Less Money Available for Women’s Rights
Governments, public institutions, development
organizations and funding groups all over the world are allocating less money
for women’s rights. Fifty percent of women’s groups report that they currently
receive less funding than they did 5 years ago.
This is just one of the findings in the AWID report ‘Where is the money for
women’s rights?’ released in 2006. As a result, the women’s fund Mama Cash
receives many more grant applications than it can finance. In 2005, Mama Cash
received around 1,500 applications from innovative initiatives around the
world; only about 20% could be funded.
The lack of funding for women’s
initiatives is a troubling development, especially as women’s rights are
continually violated on a global scale. Rape is used systematically as a weapon
during war. Next to the drug trade, trafficking in women is the most important
source of income for organized crime. And domestic violence is the number one
cause of women’s deaths worldwide. These are just a few of the reasons to
support the innovative initiatives of women who are dedicating themselves to
improving the world.
Mama Cash’s 2005 annual report offers evidence of the impact of the important
work being done by women’s groups and organizations. With a budget of
approximately 4 million euro, Mama Cash was able to fund 284 of the
applications we received in 2005 and to support diverse other women’s funds.

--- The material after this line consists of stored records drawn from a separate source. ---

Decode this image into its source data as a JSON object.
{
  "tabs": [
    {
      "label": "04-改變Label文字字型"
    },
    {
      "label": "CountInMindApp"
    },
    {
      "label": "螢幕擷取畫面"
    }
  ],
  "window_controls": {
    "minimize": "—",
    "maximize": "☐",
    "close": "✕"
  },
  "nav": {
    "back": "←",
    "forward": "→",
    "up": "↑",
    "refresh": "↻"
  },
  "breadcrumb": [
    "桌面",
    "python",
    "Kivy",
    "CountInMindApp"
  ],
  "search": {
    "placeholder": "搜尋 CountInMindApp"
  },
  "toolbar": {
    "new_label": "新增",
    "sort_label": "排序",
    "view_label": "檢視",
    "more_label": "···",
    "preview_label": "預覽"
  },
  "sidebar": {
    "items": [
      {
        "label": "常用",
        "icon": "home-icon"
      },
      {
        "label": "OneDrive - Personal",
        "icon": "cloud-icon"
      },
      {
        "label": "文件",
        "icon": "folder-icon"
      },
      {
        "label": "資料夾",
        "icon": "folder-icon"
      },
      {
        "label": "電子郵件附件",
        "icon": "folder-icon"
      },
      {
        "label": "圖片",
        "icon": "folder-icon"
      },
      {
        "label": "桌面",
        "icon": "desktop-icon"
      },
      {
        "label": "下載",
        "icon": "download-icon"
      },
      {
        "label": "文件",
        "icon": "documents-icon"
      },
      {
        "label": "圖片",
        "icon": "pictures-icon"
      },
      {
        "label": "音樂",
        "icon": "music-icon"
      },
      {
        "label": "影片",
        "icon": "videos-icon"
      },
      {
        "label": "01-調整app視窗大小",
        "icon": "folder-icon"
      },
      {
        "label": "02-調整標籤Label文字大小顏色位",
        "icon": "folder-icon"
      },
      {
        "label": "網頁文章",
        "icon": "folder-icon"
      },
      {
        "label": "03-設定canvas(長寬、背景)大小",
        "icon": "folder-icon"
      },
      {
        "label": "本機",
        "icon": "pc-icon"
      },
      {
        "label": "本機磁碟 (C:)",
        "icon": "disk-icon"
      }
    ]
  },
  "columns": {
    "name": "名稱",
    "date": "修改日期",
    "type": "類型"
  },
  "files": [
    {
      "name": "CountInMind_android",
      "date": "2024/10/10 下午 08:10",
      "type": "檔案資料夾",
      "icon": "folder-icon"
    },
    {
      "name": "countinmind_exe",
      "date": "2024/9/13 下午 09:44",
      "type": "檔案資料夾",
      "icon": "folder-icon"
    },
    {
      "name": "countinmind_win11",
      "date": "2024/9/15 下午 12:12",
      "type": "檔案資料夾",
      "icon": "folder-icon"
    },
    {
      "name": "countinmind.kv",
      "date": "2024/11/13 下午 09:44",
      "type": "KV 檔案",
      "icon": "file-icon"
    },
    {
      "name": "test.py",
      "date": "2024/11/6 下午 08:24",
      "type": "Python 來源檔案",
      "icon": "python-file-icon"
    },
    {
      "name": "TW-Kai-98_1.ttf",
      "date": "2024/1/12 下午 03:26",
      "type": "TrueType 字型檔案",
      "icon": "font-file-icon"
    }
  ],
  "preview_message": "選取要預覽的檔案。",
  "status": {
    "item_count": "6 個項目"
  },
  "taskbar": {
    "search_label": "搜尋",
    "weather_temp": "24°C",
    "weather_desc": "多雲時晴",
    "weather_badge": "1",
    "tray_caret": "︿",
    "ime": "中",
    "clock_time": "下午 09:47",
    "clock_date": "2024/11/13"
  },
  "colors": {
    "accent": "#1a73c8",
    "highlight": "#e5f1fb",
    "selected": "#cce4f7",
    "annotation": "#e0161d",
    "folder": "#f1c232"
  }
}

The annual report illustrates how projects worldwide are being carried out to
improve the position of women. Peruvian women, for example, set up a union and
their own fast-food restaurant in order to take a stand against the sexual
harassment they experienced from their male bosses. The widows of fishermen in
India picked up the pieces of their lives after the tsunami and began to do
work never done before by women. Polish women have developed an extremely
popular method of providing sex education to young people.
There is an important
commonality between all these projects: they are all rooted in the strength and
ambition of women and the will to make the world a better place. And, with
relatively few resources, they are all achieving results. Indeed, the results
are measurable; since 2005, Mama Cash has used a new professional tool, Making
the Case, to demonstrate the social impact of women’s projects that are being
carried out around the world.
Investing in women also means simultaneously investing in their children and in the entire community to which they belong. Indeed, in order to realize a better world for everyone, governments, public institutions, development organizations and funding groups should be making more money, not less, available for women’s rights.